There are other attempts to undermine the new council as well. The PLC needs to monitor and react to baseless campaigns that accuse local and international non-governmental organizations (NGOs) of exploiting Yemeni women and girls. Such disinformation campaigns are a common tactic of insurgent groups, as they serve multiple purposes in undermining state authority. First, the campaign provides a pretext for retaliatory extremist activity in Aden and its environs. Second, successfully targeting NGOs and civil society organizations would cast the PLC as weak and ineffective, and incapable of protecting its constituents. Third, if the PLC is unable to provide adequate protection, it could be blamed for this failure, and its supporters could seek protection elsewhere. Lastly, the targeting of NGOs could limit their ability to operate effectively or even drive them from the area. The outsize impact of humanitarian aid to Yemen’s wartime economy would make such a retreat especially damaging. The PLC might then be blamed for an intensification of the country’s humanitarian crisis. NGOs have already tightened their security measures and informed their employees to remain alert, but the PLC must not underestimate the consequences of inaction. The knock-on effects of an insufficient response could be extremely serious.

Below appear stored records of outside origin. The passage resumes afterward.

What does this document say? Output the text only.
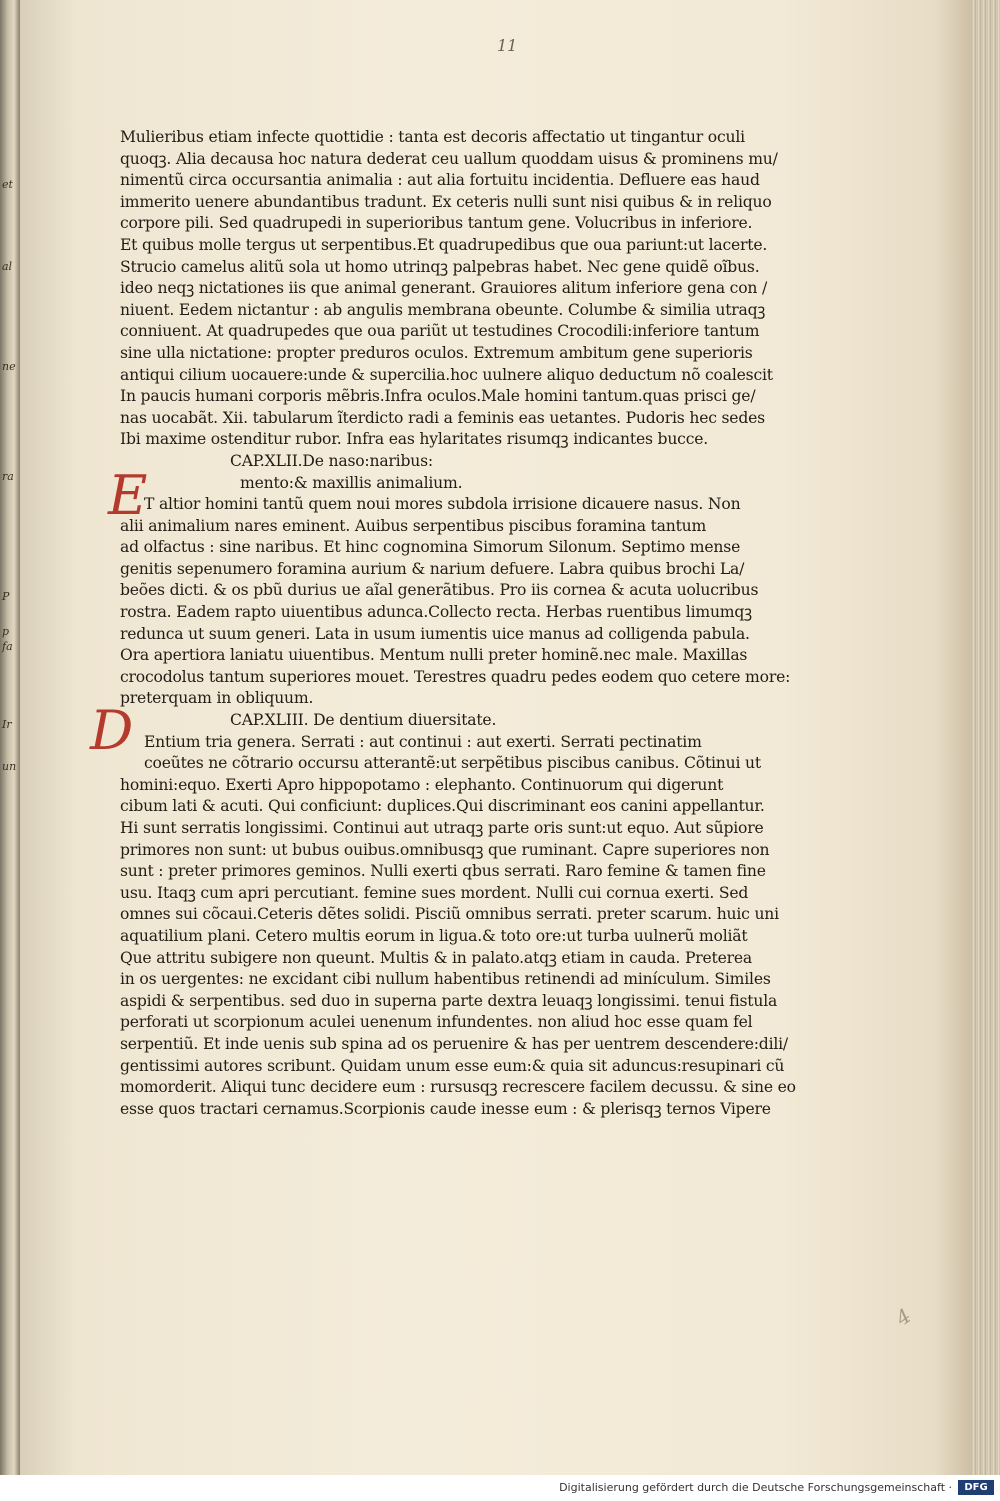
et
al
ne
ra
P
p
fa
Ir
un
11
E
D
Mulieribus etiam infecte quottidie : tanta est decoris affectatio ut tingantur oculi
quoqꝫ. Alia decausa hoc natura dederat ceu uallum quoddam uisus & prominens mu/
nimentũ circa occursantia animalia : aut alia fortuitu incidentia. Defluere eas haud
immerito uenere abundantibus tradunt. Ex ceteris nulli sunt nisi quibus & in reliquo
corpore pili. Sed quadrupedi in superioribus tantum gene. Volucribus in inferiore.
Et quibus molle tergus ut serpentibus.Et quadrupedibus que oua pariunt:ut lacerte.
Strucio camelus alitũ sola ut homo utrinqꝫ palpebras habet. Nec gene quidẽ oĩbus.
ideo neqꝫ nictationes iis que animal generant. Grauiores alitum inferiore gena con /
niuent. Eedem nictantur : ab angulis membrana obeunte. Columbe & similia utraqꝫ
conniuent. At quadrupedes que oua pariũt ut testudines Crocodili:inferiore tantum
sine ulla nictatione: propter preduros oculos. Extremum ambitum gene superioris
antiqui cilium uocauere:unde & supercilia.hoc uulnere aliquo deductum nõ coalescit
In paucis humani corporis mẽbris.Infra oculos.Male homini tantum.quas prisci ge/
nas uocabãt. Xii. tabularum ĩterdicto radi a feminis eas uetantes. Pudoris hec sedes
Ibi maxime ostenditur rubor. Infra eas hylaritates risumqꝫ indicantes bucce.
CAP.XLII.De naso:naribus:
mento:& maxillis animalium.
T altior homini tantũ quem noui mores subdola irrisione dicauere nasus. Non
alii animalium nares eminent. Auibus serpentibus piscibus foramina tantum
ad olfactus : sine naribus. Et hinc cognomina Simorum Silonum. Septimo mense
genitis sepenumero foramina aurium & narium defuere. Labra quibus brochi La/
beões dicti. & os pbũ durius ue aĩal generãtibus. Pro iis cornea & acuta uolucribus
rostra. Eadem rapto uiuentibus adunca.Collecto recta. Herbas ruentibus limumqꝫ
redunca ut suum generi. Lata in usum iumentis uice manus ad colligenda pabula.
Ora apertiora laniatu uiuentibus. Mentum nulli preter hominẽ.nec male. Maxillas
crocodolus tantum superiores mouet. Terestres quadru pedes eodem quo cetere more:
preterquam in obliquum.
CAP.XLIII. De dentium diuersitate.
Entium tria genera. Serrati : aut continui : aut exerti. Serrati pectinatim
coeũtes ne cõtrario occursu atterantẽ:ut serpẽtibus piscibus canibus. Cõtinui ut
homini:equo. Exerti Apro hippopotamo : elephanto. Continuorum qui digerunt
cibum lati & acuti. Qui conficiunt: duplices.Qui discriminant eos canini appellantur.
Hi sunt serratis longissimi. Continui aut utraqꝫ parte oris sunt:ut equo. Aut sũpiore
primores non sunt: ut bubus ouibus.omnibusqꝫ que ruminant. Capre superiores non
sunt : preter primores geminos. Nulli exerti qbus serrati. Raro femine & tamen fine
usu. Itaqꝫ cum apri percutiant. femine sues mordent. Nulli cui cornua exerti. Sed
omnes sui cõcaui.Ceteris dẽtes solidi. Pisciũ omnibus serrati. preter scarum. huic uni
aquatilium plani. Cetero multis eorum in ligua.& toto ore:ut turba uulnerũ moliãt
Que attritu subigere non queunt. Multis & in palato.atqꝫ etiam in cauda. Preterea
in os uergentes: ne excidant cibi nullum habentibus retinendi ad minículum. Similes
aspidi & serpentibus. sed duo in superna parte dextra leuaqꝫ longissimi. tenui fistula
perforati ut scorpionum aculei uenenum infundentes. non aliud hoc esse quam fel
serpentiũ. Et inde uenis sub spina ad os peruenire & has per uentrem descendere:dili/
gentissimi autores scribunt. Quidam unum esse eum:& quia sit aduncus:resupinari cũ
momorderit. Aliqui tunc decidere eum : rursusqꝫ recrescere facilem decussu. & sine eo
esse quos tractari cernamus.Scorpionis caude inesse eum : & plerisqꝫ ternos Vipere
4
Digitalisierung gefördert durch die Deutsche Forschungsgemeinschaft ·	DFG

It is difficult to conceptualize what options the PLC has to deal with such a predicament. Instead of waiting for AQAP to undertake operations in Aden, it should show it has the power to stand firm against such threats. This is easier said than done. In Abyan, the deep divisions between the STC forces in Sheikh Salem and pro-Hadi presidential guards in Shoqra may undermine coordination against AQAP. It may not even be possible to incentivize the presidential guards to abide by the commands of the PLC or Ministry of Defense without Hadi’s support. Another option for the PLC would be relying on the Giants Brigades, which successfully pushed Houthi forces out of Shabwa in early January. However, deploying them on multiple fronts risks exhausting these forces and exposing them to heavy losses. It may be more prudent to save the Giants Brigades to defend against the Houthis as the current truce expires, should efforts to end the conflict through negotiation fail.
The pressing need to restructure and unite its various military and security forces puts PLC in a precarious position. PLC President Rashad al-Alimi has stated that the unification of these forces is the base that will enable the government to overcome current challenges and threats and restore the state and its institutions. To realize this, Al-Alimi will need the full backing of Saudi Arabia and the UAE. Otherwise, efforts at reorganization could devolve into recrimination and defection, as occurred after the signing of the Riyadh agreement in November 2019. If the PLC fails to sense the danger from an active AQAP and proactively counter the group, the consequences for the new leadership will be dire.